Consistency and drive are correctable issues, and the rise in the level of competition could fix things for Edwards. If he wants to be great against the best players in the world, the consistency will come.
Physically, there aren’t many questions about Edwards that need to be answered. He has a pro-ready frame and flashed his NBA potential in 32 games this past season, during which he averaged 19.1 points, 5.2 rebounds and 2.8 assists per game.

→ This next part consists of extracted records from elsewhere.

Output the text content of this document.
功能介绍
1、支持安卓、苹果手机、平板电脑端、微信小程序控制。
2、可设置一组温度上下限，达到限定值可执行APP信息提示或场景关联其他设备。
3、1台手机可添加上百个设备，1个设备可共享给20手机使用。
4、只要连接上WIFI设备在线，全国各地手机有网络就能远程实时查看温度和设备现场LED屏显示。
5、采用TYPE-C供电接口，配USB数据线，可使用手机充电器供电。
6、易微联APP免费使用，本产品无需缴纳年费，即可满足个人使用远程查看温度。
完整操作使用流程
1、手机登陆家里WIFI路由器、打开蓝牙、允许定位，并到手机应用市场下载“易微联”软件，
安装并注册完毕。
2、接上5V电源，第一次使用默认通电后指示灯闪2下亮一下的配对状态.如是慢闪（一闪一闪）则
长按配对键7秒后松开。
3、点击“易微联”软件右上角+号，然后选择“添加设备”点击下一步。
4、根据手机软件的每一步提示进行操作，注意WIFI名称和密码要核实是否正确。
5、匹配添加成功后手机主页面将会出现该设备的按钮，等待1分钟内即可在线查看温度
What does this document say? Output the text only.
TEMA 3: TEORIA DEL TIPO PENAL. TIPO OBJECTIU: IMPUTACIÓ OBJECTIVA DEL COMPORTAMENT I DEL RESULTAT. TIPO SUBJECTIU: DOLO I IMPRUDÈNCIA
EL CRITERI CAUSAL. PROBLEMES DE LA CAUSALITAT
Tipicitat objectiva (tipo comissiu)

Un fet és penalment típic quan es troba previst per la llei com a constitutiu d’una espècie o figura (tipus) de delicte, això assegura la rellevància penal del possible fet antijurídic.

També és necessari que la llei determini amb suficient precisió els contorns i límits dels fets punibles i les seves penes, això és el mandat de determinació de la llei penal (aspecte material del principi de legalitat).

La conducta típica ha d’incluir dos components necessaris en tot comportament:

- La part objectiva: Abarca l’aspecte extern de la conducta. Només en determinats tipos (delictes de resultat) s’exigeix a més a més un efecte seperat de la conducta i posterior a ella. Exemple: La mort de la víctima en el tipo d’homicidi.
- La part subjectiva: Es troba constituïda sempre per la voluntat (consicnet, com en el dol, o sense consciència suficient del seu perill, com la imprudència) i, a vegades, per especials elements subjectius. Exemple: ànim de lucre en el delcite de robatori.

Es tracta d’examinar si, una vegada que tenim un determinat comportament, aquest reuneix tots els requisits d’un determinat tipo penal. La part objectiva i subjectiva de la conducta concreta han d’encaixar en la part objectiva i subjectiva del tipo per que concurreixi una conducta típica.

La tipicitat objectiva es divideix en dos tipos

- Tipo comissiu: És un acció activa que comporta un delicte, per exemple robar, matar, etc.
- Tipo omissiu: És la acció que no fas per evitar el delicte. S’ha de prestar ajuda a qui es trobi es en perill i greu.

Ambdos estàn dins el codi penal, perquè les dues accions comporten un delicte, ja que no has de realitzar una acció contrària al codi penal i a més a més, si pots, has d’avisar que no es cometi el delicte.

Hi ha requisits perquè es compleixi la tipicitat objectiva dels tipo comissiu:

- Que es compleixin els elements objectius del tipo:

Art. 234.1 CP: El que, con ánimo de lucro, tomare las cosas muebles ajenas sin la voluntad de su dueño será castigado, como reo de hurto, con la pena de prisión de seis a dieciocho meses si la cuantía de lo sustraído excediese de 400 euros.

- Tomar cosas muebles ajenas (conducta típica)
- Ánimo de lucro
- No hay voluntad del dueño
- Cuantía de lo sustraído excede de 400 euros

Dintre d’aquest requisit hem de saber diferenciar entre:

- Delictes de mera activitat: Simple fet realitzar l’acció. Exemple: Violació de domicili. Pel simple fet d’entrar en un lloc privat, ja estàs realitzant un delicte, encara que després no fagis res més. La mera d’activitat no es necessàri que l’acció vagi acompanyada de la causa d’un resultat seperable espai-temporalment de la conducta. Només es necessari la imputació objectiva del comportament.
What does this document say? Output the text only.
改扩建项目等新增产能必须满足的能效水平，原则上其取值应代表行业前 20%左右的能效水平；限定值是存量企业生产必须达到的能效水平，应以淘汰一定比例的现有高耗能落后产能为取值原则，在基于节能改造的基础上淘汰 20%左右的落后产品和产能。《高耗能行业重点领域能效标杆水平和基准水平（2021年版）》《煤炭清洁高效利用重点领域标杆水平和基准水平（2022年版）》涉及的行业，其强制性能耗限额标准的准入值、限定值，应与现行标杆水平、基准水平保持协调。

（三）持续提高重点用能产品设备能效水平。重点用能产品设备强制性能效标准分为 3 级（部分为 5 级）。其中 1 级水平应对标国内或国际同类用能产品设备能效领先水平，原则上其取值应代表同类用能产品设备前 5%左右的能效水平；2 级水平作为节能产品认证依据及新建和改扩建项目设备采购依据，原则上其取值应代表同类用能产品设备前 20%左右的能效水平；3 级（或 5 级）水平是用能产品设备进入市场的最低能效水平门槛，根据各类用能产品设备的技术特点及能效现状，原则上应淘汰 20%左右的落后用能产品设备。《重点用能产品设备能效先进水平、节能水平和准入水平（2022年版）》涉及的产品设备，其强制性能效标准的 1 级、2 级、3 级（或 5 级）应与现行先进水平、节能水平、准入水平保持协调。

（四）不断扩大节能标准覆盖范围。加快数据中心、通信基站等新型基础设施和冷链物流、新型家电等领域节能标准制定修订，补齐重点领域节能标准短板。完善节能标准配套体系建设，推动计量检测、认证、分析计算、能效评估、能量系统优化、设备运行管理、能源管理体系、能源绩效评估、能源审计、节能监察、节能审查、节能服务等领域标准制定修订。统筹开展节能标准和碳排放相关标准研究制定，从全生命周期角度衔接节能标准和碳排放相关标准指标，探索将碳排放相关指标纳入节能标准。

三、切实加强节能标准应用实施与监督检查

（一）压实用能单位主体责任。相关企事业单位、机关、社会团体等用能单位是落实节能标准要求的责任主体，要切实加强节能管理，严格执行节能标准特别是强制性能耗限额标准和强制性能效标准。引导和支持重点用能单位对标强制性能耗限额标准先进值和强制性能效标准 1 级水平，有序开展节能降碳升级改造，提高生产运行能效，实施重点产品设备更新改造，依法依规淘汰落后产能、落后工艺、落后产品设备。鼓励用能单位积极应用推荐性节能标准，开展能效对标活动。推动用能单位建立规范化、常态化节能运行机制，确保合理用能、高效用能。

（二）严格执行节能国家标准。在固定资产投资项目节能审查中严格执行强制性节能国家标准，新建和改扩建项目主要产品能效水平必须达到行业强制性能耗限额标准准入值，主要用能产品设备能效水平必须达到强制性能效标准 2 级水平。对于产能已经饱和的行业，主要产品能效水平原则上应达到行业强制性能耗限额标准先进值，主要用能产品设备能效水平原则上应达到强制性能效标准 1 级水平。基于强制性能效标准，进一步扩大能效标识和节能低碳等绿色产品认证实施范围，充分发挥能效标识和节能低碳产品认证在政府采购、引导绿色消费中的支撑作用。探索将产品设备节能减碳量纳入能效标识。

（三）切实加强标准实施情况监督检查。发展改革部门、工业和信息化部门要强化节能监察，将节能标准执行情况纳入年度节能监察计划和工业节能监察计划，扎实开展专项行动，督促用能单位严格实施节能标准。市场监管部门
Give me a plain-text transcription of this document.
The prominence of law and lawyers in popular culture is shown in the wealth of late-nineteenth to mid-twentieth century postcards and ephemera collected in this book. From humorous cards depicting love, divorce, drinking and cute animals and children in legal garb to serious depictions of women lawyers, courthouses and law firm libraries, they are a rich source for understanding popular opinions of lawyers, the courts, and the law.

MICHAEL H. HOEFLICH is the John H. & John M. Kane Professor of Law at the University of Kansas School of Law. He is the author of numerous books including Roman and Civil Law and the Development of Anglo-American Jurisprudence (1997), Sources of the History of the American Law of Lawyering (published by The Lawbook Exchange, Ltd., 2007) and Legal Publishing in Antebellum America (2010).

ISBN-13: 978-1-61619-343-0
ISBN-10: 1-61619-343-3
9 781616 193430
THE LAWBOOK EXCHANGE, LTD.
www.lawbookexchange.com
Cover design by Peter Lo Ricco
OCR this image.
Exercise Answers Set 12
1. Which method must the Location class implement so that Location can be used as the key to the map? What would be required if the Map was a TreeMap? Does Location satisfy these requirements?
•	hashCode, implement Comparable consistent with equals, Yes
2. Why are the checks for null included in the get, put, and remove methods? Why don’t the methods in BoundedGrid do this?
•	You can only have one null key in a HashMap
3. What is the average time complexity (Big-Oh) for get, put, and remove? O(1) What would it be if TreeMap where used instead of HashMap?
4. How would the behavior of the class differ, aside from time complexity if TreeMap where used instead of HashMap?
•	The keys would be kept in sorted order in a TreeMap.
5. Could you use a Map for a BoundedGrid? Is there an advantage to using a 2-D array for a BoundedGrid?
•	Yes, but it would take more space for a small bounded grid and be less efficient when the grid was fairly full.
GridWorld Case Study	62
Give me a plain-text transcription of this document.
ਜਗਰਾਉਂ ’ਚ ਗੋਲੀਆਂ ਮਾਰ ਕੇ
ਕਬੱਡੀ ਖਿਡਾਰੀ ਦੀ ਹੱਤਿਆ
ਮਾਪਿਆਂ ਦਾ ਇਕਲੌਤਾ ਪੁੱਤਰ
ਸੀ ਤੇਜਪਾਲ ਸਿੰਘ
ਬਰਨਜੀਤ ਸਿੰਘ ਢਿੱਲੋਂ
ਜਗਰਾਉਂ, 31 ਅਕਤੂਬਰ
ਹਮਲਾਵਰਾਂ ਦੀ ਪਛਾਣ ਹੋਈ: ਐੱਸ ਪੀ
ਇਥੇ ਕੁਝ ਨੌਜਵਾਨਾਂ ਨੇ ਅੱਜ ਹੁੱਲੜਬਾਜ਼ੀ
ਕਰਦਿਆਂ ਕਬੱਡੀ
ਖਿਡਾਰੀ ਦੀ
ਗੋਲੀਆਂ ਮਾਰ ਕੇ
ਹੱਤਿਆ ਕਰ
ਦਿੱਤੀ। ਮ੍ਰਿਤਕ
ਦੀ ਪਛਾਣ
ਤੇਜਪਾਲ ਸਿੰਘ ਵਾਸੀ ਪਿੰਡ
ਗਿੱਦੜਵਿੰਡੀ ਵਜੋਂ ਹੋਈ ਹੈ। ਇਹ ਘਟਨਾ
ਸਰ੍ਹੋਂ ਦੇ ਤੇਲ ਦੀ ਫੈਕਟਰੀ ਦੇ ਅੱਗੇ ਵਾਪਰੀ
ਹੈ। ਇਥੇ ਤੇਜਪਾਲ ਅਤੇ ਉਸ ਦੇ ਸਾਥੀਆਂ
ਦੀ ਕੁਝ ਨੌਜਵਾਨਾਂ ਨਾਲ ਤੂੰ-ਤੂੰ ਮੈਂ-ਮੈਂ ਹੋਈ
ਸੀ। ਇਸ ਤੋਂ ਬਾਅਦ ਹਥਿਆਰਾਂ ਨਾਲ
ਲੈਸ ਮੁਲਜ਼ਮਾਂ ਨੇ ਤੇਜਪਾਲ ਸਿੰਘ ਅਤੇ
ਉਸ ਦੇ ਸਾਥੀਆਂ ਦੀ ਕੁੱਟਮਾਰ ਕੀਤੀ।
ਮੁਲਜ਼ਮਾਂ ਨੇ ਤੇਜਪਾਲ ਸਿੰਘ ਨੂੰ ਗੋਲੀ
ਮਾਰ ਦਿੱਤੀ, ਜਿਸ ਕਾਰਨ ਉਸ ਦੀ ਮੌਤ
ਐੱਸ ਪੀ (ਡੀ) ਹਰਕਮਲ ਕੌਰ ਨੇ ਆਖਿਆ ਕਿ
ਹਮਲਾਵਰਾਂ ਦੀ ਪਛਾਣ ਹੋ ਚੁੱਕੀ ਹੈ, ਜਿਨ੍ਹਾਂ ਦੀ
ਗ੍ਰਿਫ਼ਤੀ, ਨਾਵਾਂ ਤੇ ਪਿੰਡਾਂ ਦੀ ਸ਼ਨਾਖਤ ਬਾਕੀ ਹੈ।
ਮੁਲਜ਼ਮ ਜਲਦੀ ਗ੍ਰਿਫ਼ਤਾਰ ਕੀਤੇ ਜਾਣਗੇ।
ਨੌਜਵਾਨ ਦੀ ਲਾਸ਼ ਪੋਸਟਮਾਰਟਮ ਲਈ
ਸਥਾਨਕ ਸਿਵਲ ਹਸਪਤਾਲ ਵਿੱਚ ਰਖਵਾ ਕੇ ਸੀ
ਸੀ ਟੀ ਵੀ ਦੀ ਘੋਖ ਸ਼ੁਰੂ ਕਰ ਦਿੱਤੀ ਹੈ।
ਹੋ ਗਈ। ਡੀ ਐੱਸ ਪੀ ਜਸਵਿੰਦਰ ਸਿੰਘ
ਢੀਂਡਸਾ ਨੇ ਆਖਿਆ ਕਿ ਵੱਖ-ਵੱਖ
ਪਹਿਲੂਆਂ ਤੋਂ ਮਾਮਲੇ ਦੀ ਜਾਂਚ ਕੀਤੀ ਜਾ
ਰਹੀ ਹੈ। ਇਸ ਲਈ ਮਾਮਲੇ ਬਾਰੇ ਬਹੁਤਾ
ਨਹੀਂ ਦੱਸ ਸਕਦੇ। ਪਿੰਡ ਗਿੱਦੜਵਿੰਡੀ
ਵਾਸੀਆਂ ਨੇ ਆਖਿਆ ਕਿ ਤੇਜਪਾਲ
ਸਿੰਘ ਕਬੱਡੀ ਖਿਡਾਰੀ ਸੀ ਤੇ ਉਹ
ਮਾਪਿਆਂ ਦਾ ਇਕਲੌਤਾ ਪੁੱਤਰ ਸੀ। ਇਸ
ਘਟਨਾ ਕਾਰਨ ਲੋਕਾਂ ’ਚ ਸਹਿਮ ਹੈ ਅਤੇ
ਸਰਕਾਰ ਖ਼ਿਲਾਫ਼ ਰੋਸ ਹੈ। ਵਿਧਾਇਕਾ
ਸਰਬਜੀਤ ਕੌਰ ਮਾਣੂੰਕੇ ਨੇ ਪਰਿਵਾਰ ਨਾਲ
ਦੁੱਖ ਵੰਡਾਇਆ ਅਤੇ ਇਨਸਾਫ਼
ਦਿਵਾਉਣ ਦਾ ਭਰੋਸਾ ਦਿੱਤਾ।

While Edwards may not develop into a superstar, he’s a high-floor prospect worthy of the top pick in this draft class.
Obi Toppin, PF, Dayton
Luis M. Alvarez/Associated Press
Dayton forward Obi Toppin may not have true superstar potential, but he projects as a tremendous role player who could make an immediate impact.
“He’s electric and loves to attack downhill at any small window he sees,” Tyler Byrum of NBC Sports Washington wrote. “Pair that with flashes of great vision and passing skills, [and] he is a huge threat to score and set up his teammates on every possession. He’s a perfect fit for the modern NBA. The comparisons to Amar’e Stoudemire and Tracy McGrady are not light either.”
From a physical standpoint, Toppin is as NBA-ready as any player in this class. The 22-year-old is a two-year starter who averaged an impressive 20.0 points, 7.5 rebounds and 2.2 assist this past season. At 6’9″ and 220 pounds, he is built for a power forward role at the next level.
Toppin has also shown himself to be a leader, having taken the Dayton Flyers from relative obscurity to a No. 3 ranking in the AP poll. Whichever team lands him in the draft is unlikely to regret it.